I’m reminded of a segment of The Rime of the Ancient Mariner, a classic poem by Samuel Taylor Coleridge. “Water, water, every where, and all the boards did shrink. Water, water, every where, nor any drop to drink.” Water might be everywhere, but we must never take it for granted. Summer is upon us so proper hydration is a very timely topic. Generally, healthy people can let thirst be their guide to their fluid requirements. However, certain medications, including some used for heart disease, ulcers, or depression can alter one’s thirst mechanism. So can certain diseases. But for most of us, an easy way to gauge how well hydrated we are, is to simply look at our urine. It should be fairly clear, but if it is dark yellow or has a strong odor, that’s a sign we may need to drink more water.
Dehydration occurs when the body loses more water than it takes in. It can happen to anyone, but the elderly, children, and those with chronic illnesses are at higher risk. In most cases, simply drinking more water can help, but severe dehydration requires immediate medical attention. When the body is dehydrated, heat cramps, heat exhaustion, or even heat stroke can occur.

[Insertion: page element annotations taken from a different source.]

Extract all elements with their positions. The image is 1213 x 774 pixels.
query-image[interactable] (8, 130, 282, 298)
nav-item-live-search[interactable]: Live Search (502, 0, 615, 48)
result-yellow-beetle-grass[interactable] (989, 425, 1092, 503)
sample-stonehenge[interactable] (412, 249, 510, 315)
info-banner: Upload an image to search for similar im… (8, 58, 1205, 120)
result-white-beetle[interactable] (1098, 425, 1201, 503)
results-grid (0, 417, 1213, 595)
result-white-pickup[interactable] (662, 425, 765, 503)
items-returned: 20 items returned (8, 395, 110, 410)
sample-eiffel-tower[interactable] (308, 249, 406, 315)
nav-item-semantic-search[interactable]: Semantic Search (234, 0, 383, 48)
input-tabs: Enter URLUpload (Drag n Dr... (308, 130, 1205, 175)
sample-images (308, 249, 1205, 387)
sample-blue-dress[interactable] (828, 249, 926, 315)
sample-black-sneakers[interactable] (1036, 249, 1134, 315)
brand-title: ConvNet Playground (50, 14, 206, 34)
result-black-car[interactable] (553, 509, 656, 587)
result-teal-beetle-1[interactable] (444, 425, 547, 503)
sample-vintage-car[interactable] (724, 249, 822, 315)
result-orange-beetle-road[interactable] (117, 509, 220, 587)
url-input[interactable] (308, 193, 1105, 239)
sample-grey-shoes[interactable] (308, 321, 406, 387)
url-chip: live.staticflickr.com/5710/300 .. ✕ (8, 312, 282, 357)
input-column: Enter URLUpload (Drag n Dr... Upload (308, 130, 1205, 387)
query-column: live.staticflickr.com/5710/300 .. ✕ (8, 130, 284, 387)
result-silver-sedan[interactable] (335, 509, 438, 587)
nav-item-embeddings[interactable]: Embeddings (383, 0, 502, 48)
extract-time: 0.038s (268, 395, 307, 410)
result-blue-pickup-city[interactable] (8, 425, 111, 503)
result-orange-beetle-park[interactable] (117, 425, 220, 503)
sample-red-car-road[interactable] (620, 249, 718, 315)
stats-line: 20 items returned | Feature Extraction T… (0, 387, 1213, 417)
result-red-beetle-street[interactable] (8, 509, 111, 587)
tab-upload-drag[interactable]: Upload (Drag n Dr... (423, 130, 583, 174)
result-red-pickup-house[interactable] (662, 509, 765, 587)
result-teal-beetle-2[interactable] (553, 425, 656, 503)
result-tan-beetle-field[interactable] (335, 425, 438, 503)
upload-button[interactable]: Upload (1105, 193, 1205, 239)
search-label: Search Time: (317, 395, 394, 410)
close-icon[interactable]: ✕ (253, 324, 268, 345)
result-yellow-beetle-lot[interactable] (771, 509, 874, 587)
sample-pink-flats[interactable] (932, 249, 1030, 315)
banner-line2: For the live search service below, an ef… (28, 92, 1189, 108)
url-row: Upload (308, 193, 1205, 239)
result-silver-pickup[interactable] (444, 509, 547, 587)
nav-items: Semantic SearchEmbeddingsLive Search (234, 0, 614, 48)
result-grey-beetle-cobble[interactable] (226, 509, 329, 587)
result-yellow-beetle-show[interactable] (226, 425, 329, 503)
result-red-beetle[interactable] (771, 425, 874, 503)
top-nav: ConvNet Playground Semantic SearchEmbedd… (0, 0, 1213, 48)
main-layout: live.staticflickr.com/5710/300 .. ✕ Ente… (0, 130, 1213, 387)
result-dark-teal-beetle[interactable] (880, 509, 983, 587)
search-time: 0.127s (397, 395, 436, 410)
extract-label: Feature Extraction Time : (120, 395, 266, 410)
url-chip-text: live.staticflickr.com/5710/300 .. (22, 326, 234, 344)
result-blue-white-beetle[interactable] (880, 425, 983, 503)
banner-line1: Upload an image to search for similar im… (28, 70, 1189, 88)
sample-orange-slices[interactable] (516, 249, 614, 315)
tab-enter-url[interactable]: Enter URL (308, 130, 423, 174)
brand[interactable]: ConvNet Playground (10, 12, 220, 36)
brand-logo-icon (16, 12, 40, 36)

One of the most common problems associated with dehydration is – you guessed it – constipation. The body needs to be hydrated for the colon to function properly, so drinking plenty of water can help keep things moving. Drinking plenty of water also helps the body purge other waste through sweat and urine. There are so many more problems we could mention that are associated with dehydration such as increased irritability, lack of concentration, grogginess, worsening of migraine headaches, dry skin, and even bad breath, but I’m out of room.
Let me close by saying we just returned from an anniversary trip where we primarily drank bottled water. Since a Diet Coke sold for $5 per can – no way I was paying that much – I pretty much stopped drinking soda cold turkey. I now have a greater appreciation for our local, high-quality water supply. We all need to “tap in” to this amazing health resource.